Związek między nauką a ludnością rdzenną był jednym z charakteryzujących się szeregiem zachowań, od jawnego wyzysku do przypadkowej nieczułości do symbolizmu i lip service. Być może ten czas dobiega końca i możemy rozwijać relacje oparte na zaufaniu, prawdziwym zaangażowaniu i wzajemnym szacunku, tak abyśmy mogli pracować razem i budować zdolność plemion do prowadzenia własnych badań nad historią tych narodów.
* *
Chociaż terminy rdzenny Amerykanin i Indianin są względne, Stany Zjednoczone są narodem imigrantów i potomków niewolników, którzy przytłoczyli rdzenną ludność. Mniej niż 2 procent obecnej populacji określa się jako rdzenni Amerykanie, co oznacza, że 98 procent Amerykanów nie jest w stanie prześledzić swoich korzeni, genetycznych lub innych, poza 500 lat na amerykańskiej ziemi. Jest to jednak mnóstwo czasu dla populacji, aby przyjść, rozmnażać się i mieszać i położyć wzorce przodków, które mogą być oświecone z żywym DNA jako naszego tekstu historycznego.
Wyczerpujący obraz genetyczny ludzi postkolonialnej Ameryki Północnej został ujawniony na początku 2017 roku, wyciągnięty z danych złożonych przez płacących klientów do firmy genealogicznej AncestryDNA. Genomy ponad 770 tys. osób urodzonych w Stanach Zjednoczonych zostały przefiltrowane pod kątem markerów rodowodu i ujawniły obraz misz-maszu, jakiego można by się spodziewać po kraju imigrantów.
Niemniej jednak widać genetyczne skupiska konkretnych krajów europejskich. Płacący klienci dostarczają plwocinę zawierającą ich genomy, wraz z wszelkimi danymi genealogicznymi, jakie posiadają. Wyrównując je tak dokładnie, jak to tylko możliwe, można stworzyć mapę postkolumbijskiej Ameryki, na której znajdują się skupiska wspólnych przodków, takie jak Finowie i Szwedzi na Środkowym Zachodzie oraz Akadyjczycy – francuskojęzyczni Kanadyjczycy z wybrzeża Atlantyku – gromadzący się w Luizjanie, w pobliżu Nowego Orleanu, gdzie słowo Akadyjczyk zmieniło się w Cajun. Tutaj genetyka rekapituluje historię, ponieważ wiemy, że Akadyjczycy zostali siłą wypędzeni przez Brytyjczyków w XVIII wieku, a wielu z nich ostatecznie osiedliło się w Luizjanie, będącej wówczas pod kontrolą Hiszpanii.

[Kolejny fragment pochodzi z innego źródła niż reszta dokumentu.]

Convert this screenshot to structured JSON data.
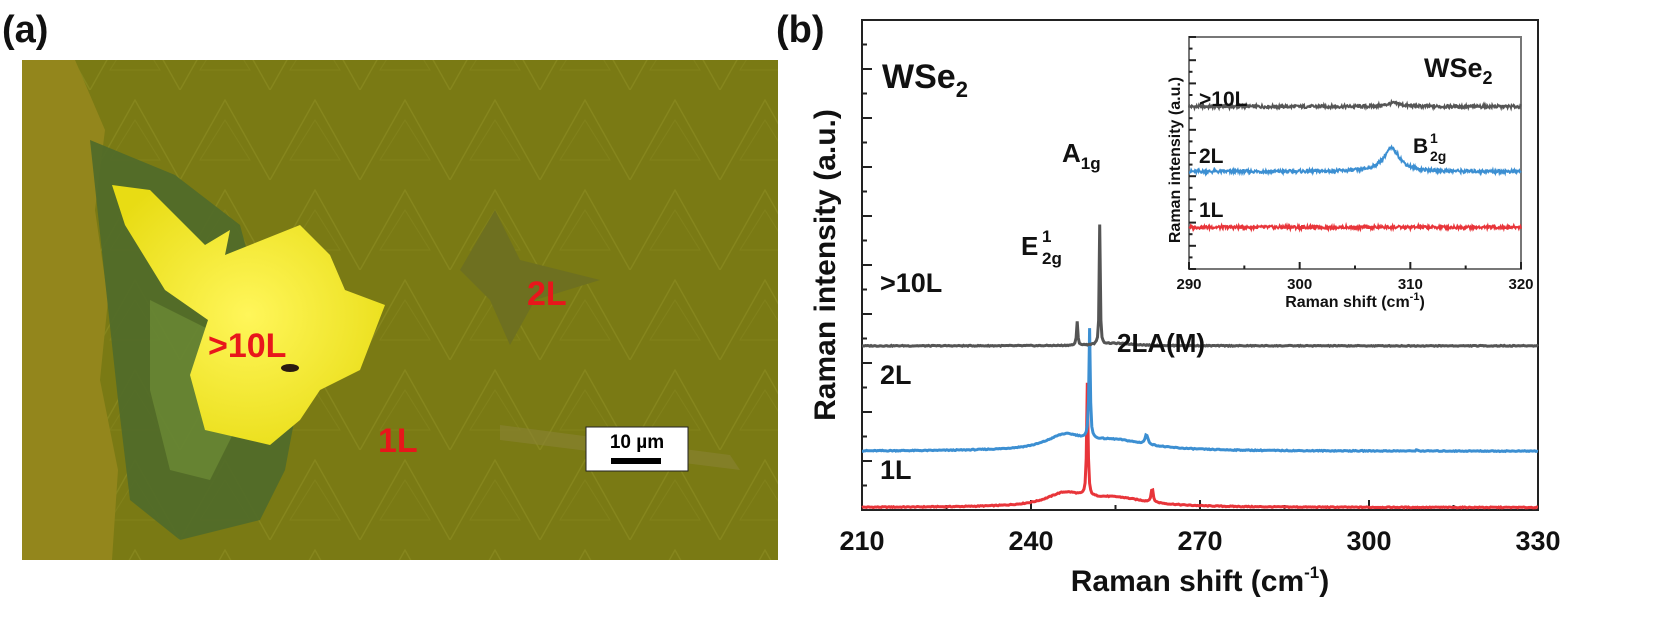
{
  "panel_a": {
    "label": "(a)",
    "regions": [
      ">10L",
      "2L",
      "1L"
    ],
    "scale_bar": "10 µm",
    "colors": {
      "substrate": "#7a7a12",
      "flake": "#f7ee1a",
      "label": "#e8161b"
    }
  },
  "panel_b": {
    "label": "(b)"
  },
  "chart_data": [
    {
      "type": "line",
      "title": "WSe2",
      "title_main": "WSe",
      "title_sub": "2",
      "xlabel": "Raman shift (cm",
      "xlabel_sup": "-1",
      "xlabel_end": ")",
      "ylabel": "Raman intensity (a.u.)",
      "xlim": [
        210,
        330
      ],
      "ylim": [
        0,
        10
      ],
      "xticks": [
        210,
        240,
        270,
        300,
        330
      ],
      "grid": false,
      "series": [
        {
          "name": "1L",
          "color": "#e8353a",
          "offset": 0.05,
          "peaks": [
            [
              250,
              0.14,
              2.3
            ],
            [
              261.5,
              0.2,
              0.3
            ],
            [
              255,
              7,
              0.18
            ],
            [
              246,
              4,
              0.25
            ]
          ]
        },
        {
          "name": "2L",
          "color": "#3c8fd2",
          "offset": 1.2,
          "peaks": [
            [
              250.4,
              0.14,
              2.25
            ],
            [
              260.5,
              0.3,
              0.2
            ],
            [
              255,
              7,
              0.2
            ],
            [
              246,
              4,
              0.28
            ],
            [
              308.5,
              0.2,
              0.02
            ]
          ]
        },
        {
          "name": ">10L",
          "color": "#555555",
          "offset": 3.35,
          "peaks": [
            [
              252.2,
              0.1,
              2.45
            ],
            [
              248.2,
              0.13,
              0.48
            ],
            [
              255,
              4,
              0.05
            ]
          ]
        }
      ],
      "annotations": [
        {
          "text": "A",
          "sub": "1g",
          "x": 251.5
        },
        {
          "text": "E",
          "sup": "1",
          "sub": "2g",
          "x": 246
        },
        {
          "text": "2LA(M)",
          "x": 262
        }
      ]
    },
    {
      "type": "line",
      "title": "WSe2",
      "title_main": "WSe",
      "title_sub": "2",
      "xlabel": "Raman shift (cm",
      "xlabel_sup": "-1",
      "xlabel_end": ")",
      "ylabel": "Raman intensity (a.u.)",
      "xlim": [
        290,
        320
      ],
      "ylim": [
        0,
        10
      ],
      "xticks": [
        290,
        300,
        310,
        320
      ],
      "grid": false,
      "series": [
        {
          "name": ">10L",
          "color": "#555555",
          "offset": 7.0,
          "peaks": [
            [
              308.5,
              0.8,
              0.15
            ]
          ]
        },
        {
          "name": "2L",
          "color": "#3c8fd2",
          "offset": 4.2,
          "peaks": [
            [
              308.3,
              0.9,
              1.0
            ]
          ]
        },
        {
          "name": "1L",
          "color": "#e8353a",
          "offset": 1.8,
          "peaks": []
        }
      ],
      "annotations": [
        {
          "text": "B",
          "sup": "1",
          "sub": "2g",
          "x": 310.5
        }
      ]
    }
  ]
}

Próbując zrobić coś podobnego z Afroamerykanami, natychmiast się potykamy. Większość czarnych ludzi w Stanach Zjednoczonych nie może prześledzić swojej genealogii z dużą dokładnością z powodu spuścizny niewolnictwa. Ich przodkowie zostali zagarnięci z Afryki Zachodniej, pozostawiając niewiele lub żadnych zapisów o tym, gdzie się urodzili. W 2014 r. firma 23andMe zajmująca się genealogią genetyczną opublikowała swoją wersję struktury populacji Stanów Zjednoczonych. W ich portrecie widzimy podobny wzór europejskiej domieszki, a także pewne spostrzeżenia na temat historii postkolonialnych Stanów Zjednoczonych.

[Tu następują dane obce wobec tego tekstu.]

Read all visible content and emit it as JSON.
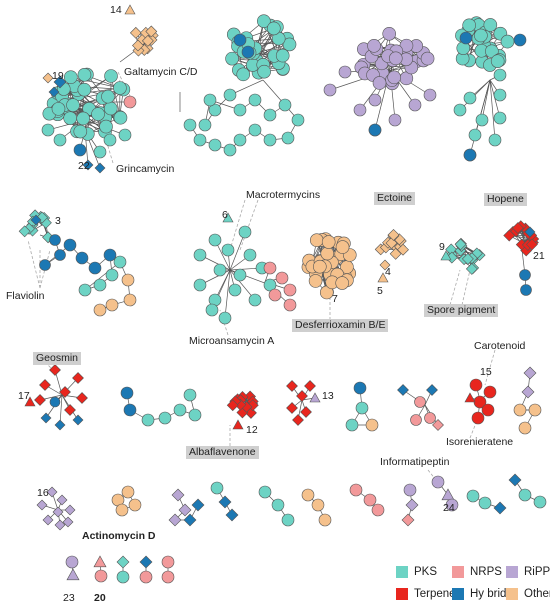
{
  "labels": {
    "galtamycin": "Galtamycin C/D",
    "grincamycin": "Grincamycin",
    "macrotermycins": "Macrotermycins",
    "ectoine": "Ectoine",
    "hopene": "Hopene",
    "flaviolin": "Flaviolin",
    "microansamycin": "Microansamycin A",
    "desferrioxamin": "Desferrioxamin B/E",
    "spore_pigment": "Spore pigment",
    "geosmin": "Geosmin",
    "carotenoid": "Carotenoid",
    "albaflavenone": "Albaflavenone",
    "informatipeptin": "Informatipeptin",
    "isorenieratene": "Isorenieratene",
    "actinomycin": "Actinomycin D"
  },
  "numbers": {
    "n14": "14",
    "n19": "19",
    "n22": "22",
    "n3": "3",
    "n6": "6",
    "n7": "7",
    "n4": "4",
    "n5": "5",
    "n9": "9",
    "n21": "21",
    "n17": "17",
    "n15": "15",
    "n13": "13",
    "n12": "12",
    "n16": "16",
    "n24": "24",
    "n23": "23",
    "n20": "20"
  },
  "legend": {
    "items": [
      {
        "label": "PKS",
        "color": "#6dd3c4"
      },
      {
        "label": "NRPS",
        "color": "#f2999a"
      },
      {
        "label": "RiPPs",
        "color": "#b8a6d3"
      },
      {
        "label": "Terpene",
        "color": "#e8261e"
      },
      {
        "label": "Hy brid",
        "color": "#1c78b3"
      },
      {
        "label": "Other",
        "color": "#f5c18c"
      }
    ]
  },
  "colors": {
    "pks": "#6dd3c4",
    "nrps": "#f2999a",
    "ripps": "#b8a6d3",
    "terpene": "#e8261e",
    "hybrid": "#1c78b3",
    "other": "#f5c18c"
  }
}
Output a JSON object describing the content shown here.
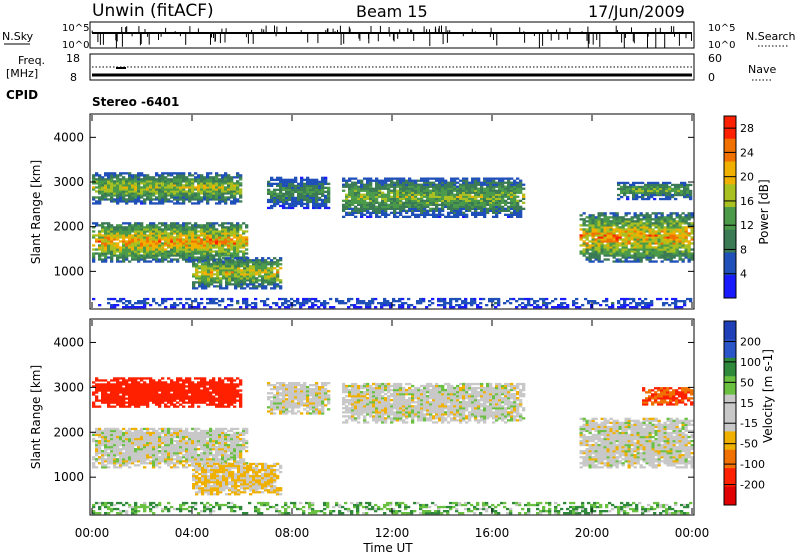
{
  "header": {
    "station": "Unwin (fitACF)",
    "beam": "Beam 15",
    "date": "17/Jun/2009"
  },
  "top_panel": {
    "left_label": "N.Sky",
    "right_label": "N.Search",
    "left_ticks": [
      "10^5",
      "10^0"
    ],
    "right_ticks": [
      "10^5",
      "10^0"
    ]
  },
  "freq_panel": {
    "left_label_1": "Freq.",
    "left_label_2": "[MHz]",
    "left_ticks": [
      "18",
      "8"
    ],
    "right_ticks": [
      "60",
      "0"
    ],
    "right_label": "Nave",
    "cpid_label": "CPID",
    "cpid_value": "Stereo -6401"
  },
  "colors": {
    "power_scale": [
      "#1a1aff",
      "#1f4fb8",
      "#3a7a55",
      "#4a9a4a",
      "#a8c020",
      "#f0b000",
      "#f07000",
      "#ff2000"
    ],
    "velocity_scale": [
      "#1f3fb8",
      "#2a55c8",
      "#2e8a3a",
      "#6ac040",
      "#c8c8c8",
      "#c8c8c8",
      "#f0b000",
      "#f07000",
      "#ff2000",
      "#e00000"
    ]
  },
  "chart_data": [
    {
      "type": "heatmap",
      "title": "",
      "quantity": "Power",
      "ylabel": "Slant Range [km]",
      "xlabel": "",
      "xlim": [
        "00:00",
        "24:00"
      ],
      "ylim": [
        180,
        4500
      ],
      "y_ticks": [
        "1000",
        "2000",
        "3000",
        "4000"
      ],
      "colorbar_label": "Power [dB]",
      "colorbar_ticks": [
        "4",
        "8",
        "12",
        "16",
        "20",
        "24",
        "28"
      ],
      "colorbar_range": [
        0,
        30
      ],
      "features": [
        {
          "t0": 0.0,
          "t1": 6.0,
          "r0": 2500,
          "r1": 3200,
          "peak": 20
        },
        {
          "t0": 0.0,
          "t1": 6.2,
          "r0": 1200,
          "r1": 2100,
          "peak": 26
        },
        {
          "t0": 4.0,
          "t1": 7.5,
          "r0": 600,
          "r1": 1300,
          "peak": 22
        },
        {
          "t0": 7.0,
          "t1": 9.5,
          "r0": 2400,
          "r1": 3100,
          "peak": 14
        },
        {
          "t0": 10.0,
          "t1": 17.2,
          "r0": 2200,
          "r1": 3100,
          "peak": 18
        },
        {
          "t0": 19.5,
          "t1": 24.0,
          "r0": 1200,
          "r1": 2300,
          "peak": 26
        },
        {
          "t0": 21.0,
          "t1": 24.0,
          "r0": 2600,
          "r1": 3000,
          "peak": 16
        },
        {
          "t0": 0.0,
          "t1": 24.0,
          "r0": 180,
          "r1": 400,
          "peak": 8
        }
      ]
    },
    {
      "type": "heatmap",
      "title": "",
      "quantity": "Velocity",
      "ylabel": "Slant Range [km]",
      "xlabel": "Time UT",
      "xlim": [
        "00:00",
        "24:00"
      ],
      "ylim": [
        180,
        4500
      ],
      "x_ticks": [
        "00:00",
        "04:00",
        "08:00",
        "12:00",
        "16:00",
        "20:00",
        "00:00"
      ],
      "y_ticks": [
        "1000",
        "2000",
        "3000",
        "4000"
      ],
      "colorbar_label": "Velocity [m s-1]",
      "colorbar_ticks": [
        "200",
        "100",
        "50",
        "15",
        "-15",
        "-50",
        "-100",
        "-200"
      ],
      "colorbar_range": [
        -250,
        250
      ],
      "features": [
        {
          "t0": 0.0,
          "t1": 6.0,
          "r0": 2550,
          "r1": 3200,
          "velocity": -180
        },
        {
          "t0": 0.0,
          "t1": 6.2,
          "r0": 1200,
          "r1": 2100,
          "velocity": 0
        },
        {
          "t0": 4.0,
          "t1": 7.5,
          "r0": 600,
          "r1": 1300,
          "velocity": -20
        },
        {
          "t0": 7.0,
          "t1": 9.5,
          "r0": 2400,
          "r1": 3100,
          "velocity": 0
        },
        {
          "t0": 10.0,
          "t1": 17.2,
          "r0": 2200,
          "r1": 3100,
          "velocity": 0
        },
        {
          "t0": 19.5,
          "t1": 24.0,
          "r0": 1200,
          "r1": 2300,
          "velocity": 0
        },
        {
          "t0": 22.0,
          "t1": 24.0,
          "r0": 2600,
          "r1": 3000,
          "velocity": -150
        },
        {
          "t0": 0.0,
          "t1": 24.0,
          "r0": 180,
          "r1": 450,
          "velocity": 30
        }
      ]
    }
  ]
}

Proklamacja Emancypacji – federalny mandat do zmiany statusu prawnego niewolników na wolnych – została wydana przez prezydenta Lincolna w 1863 r., choć skutki niekoniecznie były natychmiastowe. W danych genomicznych, jest domieszka między europejskim DNA i afrykańskim, który zaczyna się na poważnie około sześciu pokoleń temu, mniej więcej w połowie 19 wieku. W tych próbkach widzimy więcej męskiego europejskiego DNA i żeńskiego afrykańskiego, mierzonego chromosomem Y i mitochondrialnym DNA, co sugeruje, że Europejczycy uprawiali seks z żeńskimi niewolnicami. Genetyka nie komentuje natury tych relacji.
Ten post jest zaadaptowany z nadchodzącej książki Rutherforda, A Brief History of Everyone Who Ever Lived: The Human Story Retold Through Our Genes.